Guided Curriculum Learning for Walking Over Complex Terrain
- URL: http://arxiv.org/abs/2010.03848v2
- Date: Mon, 1 Feb 2021 19:36:06 GMT
- Title: Guided Curriculum Learning for Walking Over Complex Terrain
- Authors: Brendan Tidd, Nicolas Hudson, Akansel Cosgun
- Abstract summary: We propose a 3-stage curriculum to train Deep Reinforcement Learning policies for bipedal walking over various challenging terrains.
In simulation experiments, we show that our approach is effective in learning walking policies, separate from each other, for five terrain types.
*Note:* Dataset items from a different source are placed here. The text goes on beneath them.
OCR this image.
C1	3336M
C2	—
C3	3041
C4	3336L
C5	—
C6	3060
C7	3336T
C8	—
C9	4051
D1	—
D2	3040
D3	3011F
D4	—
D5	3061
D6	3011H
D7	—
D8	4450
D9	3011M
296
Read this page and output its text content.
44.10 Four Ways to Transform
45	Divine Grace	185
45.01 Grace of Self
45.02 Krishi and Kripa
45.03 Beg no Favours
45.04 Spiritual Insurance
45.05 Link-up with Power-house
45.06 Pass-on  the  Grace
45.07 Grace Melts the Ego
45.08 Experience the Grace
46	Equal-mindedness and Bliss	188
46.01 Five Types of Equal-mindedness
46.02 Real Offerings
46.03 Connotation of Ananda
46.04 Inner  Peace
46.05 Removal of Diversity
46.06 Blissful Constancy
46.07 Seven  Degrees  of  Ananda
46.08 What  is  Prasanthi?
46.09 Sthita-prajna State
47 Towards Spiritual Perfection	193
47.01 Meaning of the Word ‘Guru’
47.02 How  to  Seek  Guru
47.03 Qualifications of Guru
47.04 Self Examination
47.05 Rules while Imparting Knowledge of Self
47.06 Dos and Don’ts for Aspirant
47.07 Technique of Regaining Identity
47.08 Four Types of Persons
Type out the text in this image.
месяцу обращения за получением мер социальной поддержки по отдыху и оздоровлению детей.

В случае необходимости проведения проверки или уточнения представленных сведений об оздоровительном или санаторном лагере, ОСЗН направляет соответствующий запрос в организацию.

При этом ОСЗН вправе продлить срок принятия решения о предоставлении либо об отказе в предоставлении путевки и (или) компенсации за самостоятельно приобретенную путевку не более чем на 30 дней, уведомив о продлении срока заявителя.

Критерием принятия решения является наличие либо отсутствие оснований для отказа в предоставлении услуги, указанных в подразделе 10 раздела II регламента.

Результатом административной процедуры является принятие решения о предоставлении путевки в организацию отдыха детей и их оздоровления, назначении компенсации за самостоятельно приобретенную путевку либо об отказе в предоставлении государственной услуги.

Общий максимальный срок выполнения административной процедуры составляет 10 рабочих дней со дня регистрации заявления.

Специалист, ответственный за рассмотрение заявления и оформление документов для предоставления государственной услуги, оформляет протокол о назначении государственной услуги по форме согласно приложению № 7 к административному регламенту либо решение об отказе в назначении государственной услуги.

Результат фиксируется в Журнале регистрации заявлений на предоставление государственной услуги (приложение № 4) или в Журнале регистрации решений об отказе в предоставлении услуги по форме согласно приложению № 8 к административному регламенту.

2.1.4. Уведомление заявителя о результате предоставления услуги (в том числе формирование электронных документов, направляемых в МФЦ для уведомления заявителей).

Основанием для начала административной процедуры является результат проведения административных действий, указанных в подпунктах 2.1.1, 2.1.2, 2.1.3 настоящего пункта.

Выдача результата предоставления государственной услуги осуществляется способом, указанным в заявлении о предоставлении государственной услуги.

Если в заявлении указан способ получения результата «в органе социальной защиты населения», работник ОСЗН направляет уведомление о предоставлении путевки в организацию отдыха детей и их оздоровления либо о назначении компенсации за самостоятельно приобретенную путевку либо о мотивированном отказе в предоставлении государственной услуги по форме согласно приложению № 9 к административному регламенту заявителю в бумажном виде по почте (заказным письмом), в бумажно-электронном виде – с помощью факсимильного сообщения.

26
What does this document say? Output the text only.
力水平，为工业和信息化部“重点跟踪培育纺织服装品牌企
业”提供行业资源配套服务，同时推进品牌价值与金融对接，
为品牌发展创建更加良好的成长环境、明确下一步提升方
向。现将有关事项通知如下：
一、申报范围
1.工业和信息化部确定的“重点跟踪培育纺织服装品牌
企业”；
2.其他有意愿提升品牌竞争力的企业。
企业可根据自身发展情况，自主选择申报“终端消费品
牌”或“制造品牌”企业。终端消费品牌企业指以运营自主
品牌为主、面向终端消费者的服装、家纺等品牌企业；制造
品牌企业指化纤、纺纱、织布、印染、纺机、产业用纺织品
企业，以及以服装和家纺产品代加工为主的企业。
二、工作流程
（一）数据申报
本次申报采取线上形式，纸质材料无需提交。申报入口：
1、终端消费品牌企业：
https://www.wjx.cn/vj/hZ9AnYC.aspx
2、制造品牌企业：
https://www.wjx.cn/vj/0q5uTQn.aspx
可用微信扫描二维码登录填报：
- Score: 2.4192504570921622
- License: http://arxiv.org/licenses/nonexclusive-distrib/1.0/
- Abstract: Reliable bipedal walking over complex terrain is a challenging problem, using
a curriculum can help learning. Curriculum learning is the idea of starting
with an achievable version of a task and increasing the difficulty as a success
criteria is met. We propose a 3-stage curriculum to train Deep Reinforcement
Learning policies for bipedal walking over various challenging terrains. In the
first stage, the agent starts on an easy terrain and the terrain difficulty is
gradually increased, while forces derived from a target policy are applied to
the robot joints and the base. In the second stage, the guiding forces are
gradually reduced to zero. Finally, in the third stage, random perturbations
with increasing magnitude are applied to the robot base, so the robustness of
the policies are improved. In simulation experiments, we show that our approach
is effective in learning walking policies, separate from each other, for five
terrain types: flat, hurdles, gaps, stairs, and steps. Moreover, we demonstrate
that in the absence of human demonstrations, a simple hand designed walking
trajectory is a sufficient prior to learn to traverse complex terrain types. In
ablation studies, we show that taking out any one of the three stages of the
curriculum degrades the learning performance.